The implication was that the CIA might have engaged in activities that violate provisions of Article 3. The devil will be in the details -- which will be spelled out in an executive order that will define rules for interrogation. Before writing Bush a blank check, Congress should insist on a convincing explanation of what the CIA would be allowed to do that would be forbidden for interrogators in the military -- and why.

Thursday’s compromise addressed another point of contention between the White House and the McCain group: whether military commissions the president has asked Congress to create could convict suspected terrorists on the basis of evidence not shared with the defendant. The administration and the senators agreed that defendants would have access to evidence made available to a jury, though some sensitive sources would be removed.
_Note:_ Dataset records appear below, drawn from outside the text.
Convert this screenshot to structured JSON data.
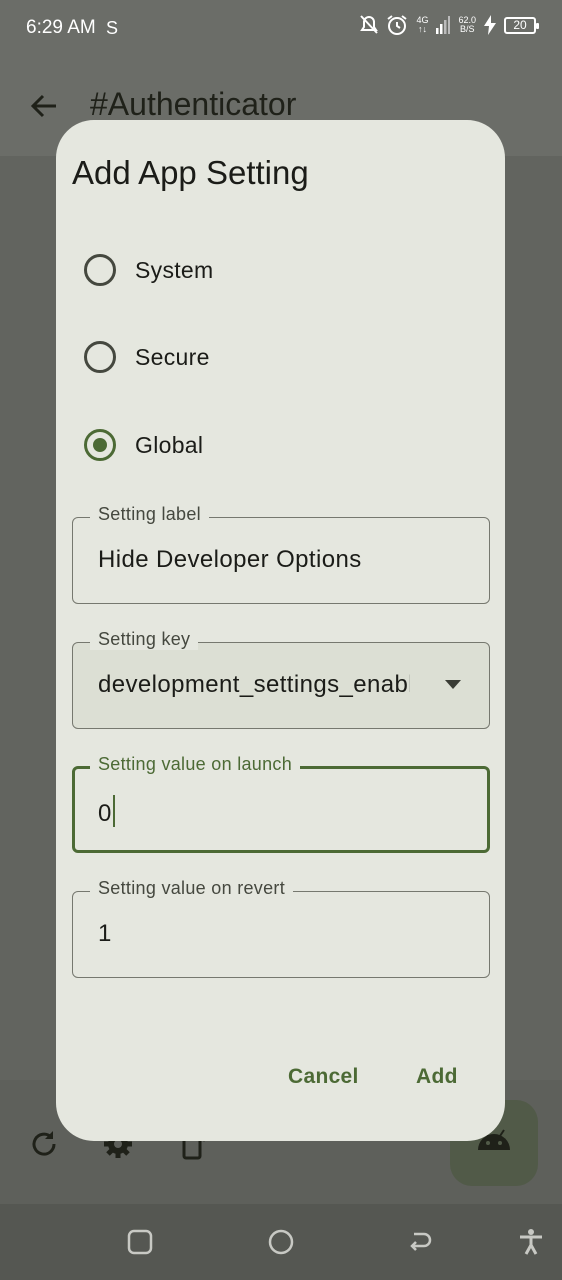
{
  "status_bar": {
    "time": "6:29 AM",
    "sim_indicator": "S",
    "network": "4G",
    "speed_value": "62.0",
    "speed_unit": "B/S",
    "battery": "20"
  },
  "app_bar": {
    "title": "#Authenticator"
  },
  "dialog": {
    "title": "Add App Setting",
    "radio_options": [
      {
        "label": "System",
        "selected": false
      },
      {
        "label": "Secure",
        "selected": false
      },
      {
        "label": "Global",
        "selected": true
      }
    ],
    "fields": {
      "setting_label": {
        "label": "Setting label",
        "value": "Hide Developer Options"
      },
      "setting_key": {
        "label": "Setting key",
        "value": "development_settings_enabled"
      },
      "value_on_launch": {
        "label": "Setting value on launch",
        "value": "0"
      },
      "value_on_revert": {
        "label": "Setting value on revert",
        "value": "1"
      }
    },
    "buttons": {
      "cancel": "Cancel",
      "add": "Add"
    }
  },
  "colors": {
    "accent": "#4c6a35",
    "dialog_bg": "#e5e7df",
    "scrim": "#5f615c"
  },
  "icons": [
    "back-arrow-icon",
    "refresh-icon",
    "settings-icon",
    "phone-sparkle-icon",
    "android-icon",
    "recents-icon",
    "home-icon",
    "back-nav-icon",
    "accessibility-icon"
  ]
}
McCain and the White House didn’t need to mend their differences on another issue -- whether suspected terrorists can use the ancient writ of habeas corpus to challenge their confinement -- because that avenue of appeal is choked off in both the Bush and Senate proposals. It should not be, and the Senate Judiciary Committee should make that clear when it considers that question Monday.

With habeas corpus, as with interrogation techniques and the conduct of military commissions, Congress needs to keep in mind not only American traditions of justice but the fact, noted by Powell in opposing a redefinition of the Geneva Convention, that “the world is beginning to doubt the moral basis of our fight against terrorism.” Assuaging such doubts is also a matter of national security.